[fpc-devel] Attn Michael: r 43417 (ordinal bithelpers)
Florian Klämpfl
florian at freepascal.org
Sat Nov 9 20:45:15 CET 2019
Am 09.11.19 um 20:26 schrieb Michael Van Canneyt:
>
>
> On Sat, 9 Nov 2019, Florian Klämpfl wrote:
>
>> Am 09.11.19 um 20:02 schrieb Michael Van Canneyt:
>>>
>>>
>>> On Sat, 9 Nov 2019, Florian Klämpfl wrote:
>>>
>>>>> What matters is we have the tests.
>>>>
>>>> Yes. But I see no point in having the rtl tests cluttered to
>>>> different locations.
>>>
>>> Exactly.
>>>
>>> My solution is WAY superior to yours in this respect.
>>>
>>> I have exactly 1 application which I open in lazarus. I can navigate
>>> between all the 100ds of tests without problem.
>>>
>>> Compile, run, ready. It's a matter of seconds.
>>
>> Yes, if you ignore that you need to handle different compilers/targets
>> (installed/trunk/fixes/cross compilers/remote testing).
>
> I would ignore this in each case. I compile & test for the platform I
> work on.
>
> The rest would be for the daily testsuite run. That is why it exists.
This is way too late.
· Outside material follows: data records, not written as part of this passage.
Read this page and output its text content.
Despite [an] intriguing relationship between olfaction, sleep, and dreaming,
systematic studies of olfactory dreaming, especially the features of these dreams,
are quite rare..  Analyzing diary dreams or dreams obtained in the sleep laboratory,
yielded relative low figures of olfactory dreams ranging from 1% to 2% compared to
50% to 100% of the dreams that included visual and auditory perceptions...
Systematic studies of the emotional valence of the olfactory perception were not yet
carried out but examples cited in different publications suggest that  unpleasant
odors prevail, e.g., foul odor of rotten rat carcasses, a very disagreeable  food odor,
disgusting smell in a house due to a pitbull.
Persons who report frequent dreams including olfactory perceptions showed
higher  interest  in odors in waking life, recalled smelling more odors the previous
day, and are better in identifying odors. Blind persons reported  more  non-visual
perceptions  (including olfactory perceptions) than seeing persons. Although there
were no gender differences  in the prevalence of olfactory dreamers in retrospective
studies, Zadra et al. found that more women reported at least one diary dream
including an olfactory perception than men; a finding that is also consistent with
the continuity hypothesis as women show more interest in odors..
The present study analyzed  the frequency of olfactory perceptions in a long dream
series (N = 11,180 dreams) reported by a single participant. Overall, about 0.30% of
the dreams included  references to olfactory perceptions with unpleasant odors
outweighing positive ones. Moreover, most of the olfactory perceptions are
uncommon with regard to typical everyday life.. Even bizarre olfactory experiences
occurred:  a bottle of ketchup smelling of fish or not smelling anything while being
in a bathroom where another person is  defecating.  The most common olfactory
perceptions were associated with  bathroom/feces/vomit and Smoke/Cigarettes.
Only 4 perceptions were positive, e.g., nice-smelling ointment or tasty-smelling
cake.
This would result in a continuously broken
compiler/rtl.
> Or do you intend to say you manually run the tests for all platforms
> after every line
> you change ?
Almost ;), but 2-3 platforms and those change obviously as I test a lot
just with qemu. But indeed, before every commit I test on i386 and
x86-64 (linux or win) and additionally on the target the patch was
developed, e.g. arm or e.g. on an architecture which uses a different
endianess or requires proper alignment. If the patch is architecture
specific, I test the affected architectures. I had for sure tested bit
fiddling code like the bit helpers on a big endian target.